Elan’s terminated AD vaccine shows new promise

by | 11th May 2005 | News

Elan Corp and Wyeth’s now-terminated Alzheimer’s vaccine may cut levels of the beta amyloid protein in sufferers of the disease, according to two new reports published in the journal Neurology. The authors believe that training the body's immune system to fight back against Alzheimer’s may still offer a promising option for slowing or even preventing the disease, which affects some 4.5 million Americans.

Elan Corp and Wyeth’s now-terminated Alzheimer’s vaccine may cut levels of the beta amyloid protein in sufferers of the disease, according to two new reports published in the journal Neurology.

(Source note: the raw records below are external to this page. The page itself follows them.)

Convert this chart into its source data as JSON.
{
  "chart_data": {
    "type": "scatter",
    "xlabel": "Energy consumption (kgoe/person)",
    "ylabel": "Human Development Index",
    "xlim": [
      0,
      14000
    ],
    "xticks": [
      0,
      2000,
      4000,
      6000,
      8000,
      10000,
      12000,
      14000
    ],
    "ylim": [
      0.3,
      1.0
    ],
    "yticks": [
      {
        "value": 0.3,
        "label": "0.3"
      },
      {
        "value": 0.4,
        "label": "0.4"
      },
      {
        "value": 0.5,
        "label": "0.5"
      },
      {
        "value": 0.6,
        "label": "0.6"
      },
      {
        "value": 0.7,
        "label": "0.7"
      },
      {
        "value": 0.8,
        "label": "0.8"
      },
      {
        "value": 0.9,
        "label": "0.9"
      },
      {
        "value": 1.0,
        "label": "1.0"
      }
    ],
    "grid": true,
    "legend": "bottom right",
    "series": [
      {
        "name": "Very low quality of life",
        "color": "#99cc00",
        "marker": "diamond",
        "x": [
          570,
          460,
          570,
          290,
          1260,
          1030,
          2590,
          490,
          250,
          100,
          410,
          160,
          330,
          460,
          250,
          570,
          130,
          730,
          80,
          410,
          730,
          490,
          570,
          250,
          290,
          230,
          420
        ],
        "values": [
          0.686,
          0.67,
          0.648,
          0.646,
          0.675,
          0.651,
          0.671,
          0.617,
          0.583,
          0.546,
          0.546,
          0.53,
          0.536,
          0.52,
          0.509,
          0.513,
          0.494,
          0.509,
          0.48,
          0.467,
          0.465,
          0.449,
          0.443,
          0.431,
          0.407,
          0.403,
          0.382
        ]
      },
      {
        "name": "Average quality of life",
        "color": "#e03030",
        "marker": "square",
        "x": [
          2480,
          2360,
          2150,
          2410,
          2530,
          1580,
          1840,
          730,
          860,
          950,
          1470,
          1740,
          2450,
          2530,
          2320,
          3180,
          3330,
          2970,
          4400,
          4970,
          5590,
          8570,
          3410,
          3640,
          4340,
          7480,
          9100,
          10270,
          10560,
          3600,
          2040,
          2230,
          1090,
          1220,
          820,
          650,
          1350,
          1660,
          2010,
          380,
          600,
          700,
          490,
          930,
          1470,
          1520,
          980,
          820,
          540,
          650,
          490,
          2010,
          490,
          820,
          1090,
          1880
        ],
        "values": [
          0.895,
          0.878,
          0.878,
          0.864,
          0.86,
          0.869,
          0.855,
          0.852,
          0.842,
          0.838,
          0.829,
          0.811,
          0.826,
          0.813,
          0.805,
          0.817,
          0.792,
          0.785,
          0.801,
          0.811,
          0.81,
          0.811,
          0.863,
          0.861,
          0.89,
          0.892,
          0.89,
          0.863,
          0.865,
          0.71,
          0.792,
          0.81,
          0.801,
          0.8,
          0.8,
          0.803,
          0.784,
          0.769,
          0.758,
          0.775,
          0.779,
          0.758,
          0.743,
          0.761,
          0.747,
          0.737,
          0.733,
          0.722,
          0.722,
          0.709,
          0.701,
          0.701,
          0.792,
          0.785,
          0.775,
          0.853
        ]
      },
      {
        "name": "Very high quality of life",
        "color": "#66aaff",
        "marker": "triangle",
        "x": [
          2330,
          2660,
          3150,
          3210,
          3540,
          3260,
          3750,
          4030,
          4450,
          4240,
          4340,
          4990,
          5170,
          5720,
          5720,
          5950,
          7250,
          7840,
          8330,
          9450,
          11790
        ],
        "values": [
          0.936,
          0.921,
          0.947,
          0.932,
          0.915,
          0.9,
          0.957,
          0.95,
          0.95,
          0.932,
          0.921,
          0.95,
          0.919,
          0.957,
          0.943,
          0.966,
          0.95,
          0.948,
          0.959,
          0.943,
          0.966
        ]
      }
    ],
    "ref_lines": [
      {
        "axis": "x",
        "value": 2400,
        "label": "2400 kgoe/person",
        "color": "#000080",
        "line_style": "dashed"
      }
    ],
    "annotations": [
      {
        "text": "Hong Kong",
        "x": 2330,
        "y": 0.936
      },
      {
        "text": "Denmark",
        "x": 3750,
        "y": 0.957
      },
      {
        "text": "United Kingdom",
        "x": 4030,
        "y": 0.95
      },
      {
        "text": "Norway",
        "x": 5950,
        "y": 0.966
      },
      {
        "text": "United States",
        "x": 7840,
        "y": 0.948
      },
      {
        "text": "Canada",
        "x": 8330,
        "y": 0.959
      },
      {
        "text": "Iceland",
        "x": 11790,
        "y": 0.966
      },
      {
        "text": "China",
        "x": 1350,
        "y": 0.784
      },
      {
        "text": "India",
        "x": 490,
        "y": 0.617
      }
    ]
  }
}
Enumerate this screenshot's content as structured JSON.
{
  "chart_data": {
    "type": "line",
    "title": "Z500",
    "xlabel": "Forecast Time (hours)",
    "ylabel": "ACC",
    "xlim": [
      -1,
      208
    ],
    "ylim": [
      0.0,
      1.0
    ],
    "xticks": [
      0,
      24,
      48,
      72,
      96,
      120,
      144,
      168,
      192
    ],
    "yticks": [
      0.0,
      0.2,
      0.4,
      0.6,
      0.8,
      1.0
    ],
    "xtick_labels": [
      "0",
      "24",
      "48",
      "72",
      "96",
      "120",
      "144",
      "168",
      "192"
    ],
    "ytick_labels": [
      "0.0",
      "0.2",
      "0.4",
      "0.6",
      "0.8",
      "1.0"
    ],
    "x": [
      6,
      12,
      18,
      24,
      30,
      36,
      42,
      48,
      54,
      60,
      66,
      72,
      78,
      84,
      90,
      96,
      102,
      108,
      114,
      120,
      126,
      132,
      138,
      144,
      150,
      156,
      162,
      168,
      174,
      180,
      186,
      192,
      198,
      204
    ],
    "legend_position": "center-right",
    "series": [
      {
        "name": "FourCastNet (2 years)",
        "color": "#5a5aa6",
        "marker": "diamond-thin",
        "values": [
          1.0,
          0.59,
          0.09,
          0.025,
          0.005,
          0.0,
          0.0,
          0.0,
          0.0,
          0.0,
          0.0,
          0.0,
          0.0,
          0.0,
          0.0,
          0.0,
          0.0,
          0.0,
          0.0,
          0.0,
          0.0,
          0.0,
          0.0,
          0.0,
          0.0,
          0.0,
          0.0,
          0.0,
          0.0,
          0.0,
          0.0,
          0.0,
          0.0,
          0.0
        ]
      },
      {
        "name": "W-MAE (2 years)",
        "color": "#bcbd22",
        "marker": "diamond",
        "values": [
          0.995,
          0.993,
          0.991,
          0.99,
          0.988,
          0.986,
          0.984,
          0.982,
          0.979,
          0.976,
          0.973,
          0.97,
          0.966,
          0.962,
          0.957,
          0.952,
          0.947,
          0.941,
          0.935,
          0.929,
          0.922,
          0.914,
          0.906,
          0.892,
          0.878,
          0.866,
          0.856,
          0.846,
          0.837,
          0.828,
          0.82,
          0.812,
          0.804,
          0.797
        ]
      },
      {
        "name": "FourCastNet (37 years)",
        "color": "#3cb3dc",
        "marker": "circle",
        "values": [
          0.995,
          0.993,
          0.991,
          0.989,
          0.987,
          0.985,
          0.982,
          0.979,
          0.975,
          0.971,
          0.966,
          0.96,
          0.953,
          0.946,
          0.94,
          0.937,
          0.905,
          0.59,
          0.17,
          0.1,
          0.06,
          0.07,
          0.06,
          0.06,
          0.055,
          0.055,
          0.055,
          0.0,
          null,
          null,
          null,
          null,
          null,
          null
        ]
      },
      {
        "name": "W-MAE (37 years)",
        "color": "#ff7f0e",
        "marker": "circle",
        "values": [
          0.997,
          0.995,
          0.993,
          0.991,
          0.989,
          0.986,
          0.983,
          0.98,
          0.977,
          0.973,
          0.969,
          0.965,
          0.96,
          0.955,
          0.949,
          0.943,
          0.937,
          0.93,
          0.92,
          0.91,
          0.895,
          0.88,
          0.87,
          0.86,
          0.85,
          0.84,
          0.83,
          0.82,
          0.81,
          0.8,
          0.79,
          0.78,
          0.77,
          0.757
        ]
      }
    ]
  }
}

The authors believe that training the body’s immune system to fight back against Alzheimer’s may still offer a promising option for slowing or even preventing the disease, which affects some 4.5 million Americans.

The study was stopped early in 2002 after a few participants developed brain inflammation [[04/03/02a]]. But the researchers continued to monitor the patients for up to a year after their last injection and results from the interrupted trial show that on the whole, study participants whose immune systems mounted a response against beta amyloid performed significantly better on a series of memory tests than those who received placebo.

Now, researchers at the University of Michigan are planning to recruit patients into a new 27-month, 180-patient Phase II study of a second-generation Alzheimer’s vaccine from Elan and Wyeth. The trial, which aims to stimulate an immune attack against beta amyloid without raising brain inflammation risk, is being conducted at 30 centers in the USA and dosing has already begun at some sites. Rather than injecting participants with beta amyloid itself, the new trial is based on injections of humanized antibodies against part of the beta amyloid molecule.

“The idea of inducing the immune system to view beta amyloid as a foreign protein, and to attack it, holds great promise,” says Sid Gilman, first author on one of the new papers and the head of the Data Safety Monitoring Board for both clinical trials. “We now need to see whether we can create an immune response safely and in a way that slows the progression of Alzheimer’s disease and preserves cognition.”